①Viyasa, a sage and poet in Indian legends, was once translated as Guangbo Immortal.According to legend, "Veda" was compiled by him. ② Keophus, king of Egypt in 2650 BC, built the largest pyramid. The building is enormous.Some pretentious statistician has calculated that if all the books printed since Gutenberg were stacked one by one, they could reach from the earth to the moon.It is not this greatness that we are talking about, though.Then again, if we try to get a general picture of the hitherto printed panorama, isn't the panorama like a vast building erected over the globe?Humanity is still working tirelessly on this construction, and its huge head is still hidden in the vast clouds of the future.This is the ant's nest of wisdom; this is the beehive of imagination, and all kinds of human imaginations are like golden bees, flying one after another with nectar.The building has hundreds of floors, and its interior can be seen everywhere, criss-crossing and ingeniously hidden, all facing the staircase railing.On the surface, arabesques, rose windows and lace decorations abound, which is dizzying.Every work seems to be so arbitrary and so solitary, but in fact, each has its own place and its own characteristics.The whole is harmonious.From Shakespeare's cathedral to Byron's mosque, thousands of small bell towers cluttered this metropolis of thought.On the bottom layer, some ancient titles of human beings, which were not recorded in the art of architecture before, have also been added.On the left side of the entrance, there is an ancient white marble relief of Homer, and on the right side is the "Bible" written in various languages ​​with seven heads raised.Beyond that are the Hydras of Romanthrona, and other miscellaneous monsters such as the Veda and the Nibelungen.Moreover, this wonderful building was never completed.

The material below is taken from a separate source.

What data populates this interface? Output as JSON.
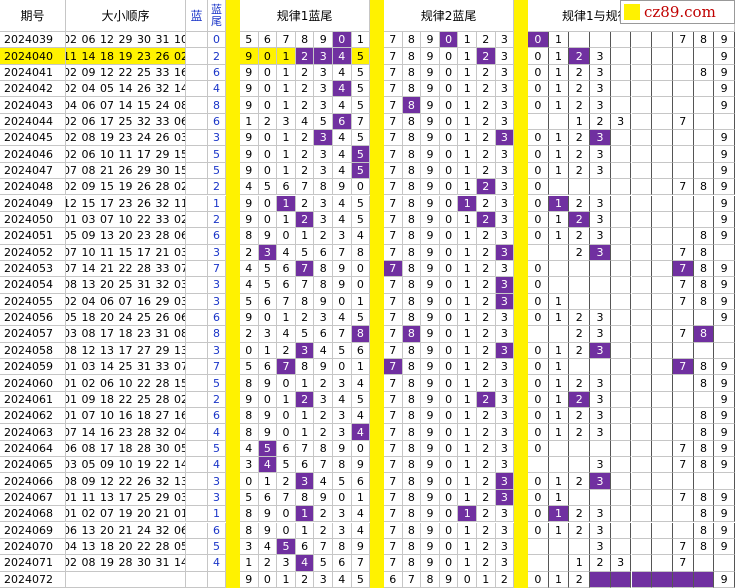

The printing press, a huge machine, constantly absorbs the wisdom of society and spits out new materials for this building.All human beings are busy on scaffolding, all the intelligent people are plasterers, and the humblest people are also blocking holes and laying stones.Retive de la Bretonne also carried his basket of plaster.Every day a new layer of masonry was built.In addition to the unique investment each writer makes individually, there is also a collective contribution.The eighteenth century contributed the Encyclopedia, and the Great Revolution contributed the Herald.It is true that it is also an ever-increasing, endlessly spiraling upward project; it is also a mixture of languages, never-ending activity, continuous labor, and the joint efforts of all human beings to ensure that wisdom can deal with the greatness again. Floods and a refuge against barbarian invasions.This is the second tower of Babel that reaches the sky.

① Retief de la Bretonne, that is, Nicolas Restife (1734-1806), a French writer, whose works such as "The Fallen Peasant or the Danger of the City" (1775), (1779 ), "Special Thoughts" 1794-1797) were once famous.